Life has been a whirlwind since I started classes again, but in the most healthy way possible.
After sitting down with my advisor a few weeks ago and laying all of my thoughts and emotions out on the table, things have been just fine.
She wasn’t just looking to discuss my trip, like what I saw and what I did: she wanted to know how I changed from my experience. I think that’s all I really needed.
While every day I’m still learning how I’ve changed from being in Jordan, I’ve been extremely lucky to have the resources I have here at school. I know exactly where to turn if I ever need anything.
I’ve also been extremely lucky and so thankful to have met the people that I have since returning, and I’ve found a great circle of friends and a support system that was quite limited before I left for Jordan.

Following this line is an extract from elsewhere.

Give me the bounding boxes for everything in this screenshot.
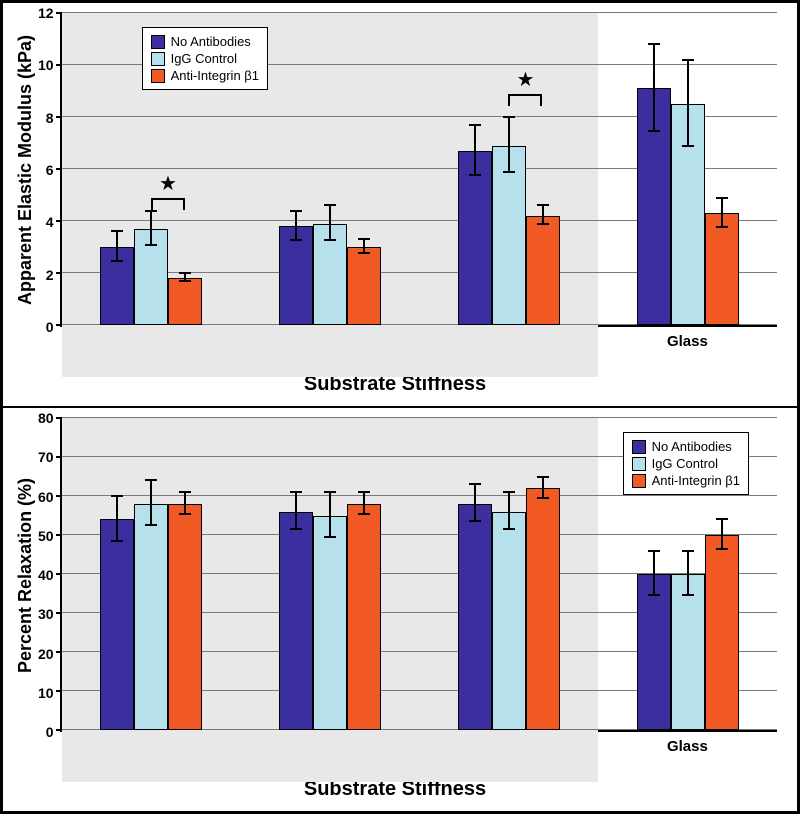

I am now a part of the Muslim Student Association, a new student organization formed while I was gone by a few MENA (Middle Eastern/North African) students who felt it was something that should be better represented on campus to help dispel stereotypes. The result of joining was a group of new friends that I never imagined I would have when I came back to America.
They’ve been so inclusive and what’s interesting is how much they learn from me while I learn just as much from them when we exchange our cultural differences between their host countries and my time in Jordan. In a way, I’m kind of seen by them as the white Jordanian on campus, expert on all things Jordan.
Regardless, I honestly think it’s been the best thing to happen to me since coming back and it’s been amazing to see how life has played out for me since I returned.
Initially I was so stressed to be starting school but still having that overwhelming feeling that I shouldn’t be here and that I should be back in Jordan.
While I still see myself returning to Jordan, whether in the near future or when life brings me back that direction, I’m so much more content living with what’s been placed in front of me now and in this present moment.
I’m still constantly in touch with everyone back in Jordan—although Luyi and Jack are off doing their own things in Morocco and Switzerland at the moment—but I no longer feel like my wanting to be back there needs to or should be the most dominant thing in my life.
Maybe the reason is that I’ve been fortunate enough to find a group of friends that, while they won’t replace what I had with my friends back in Jordan, are just a new experience that I was meant to have.
Either way, my perspective on life has been much better these last few weeks and I’m excited to watch these new friendships grow and take their shape. Who knows: maybe the friendships I make now will take me down another exciting path in my future. Inshallah.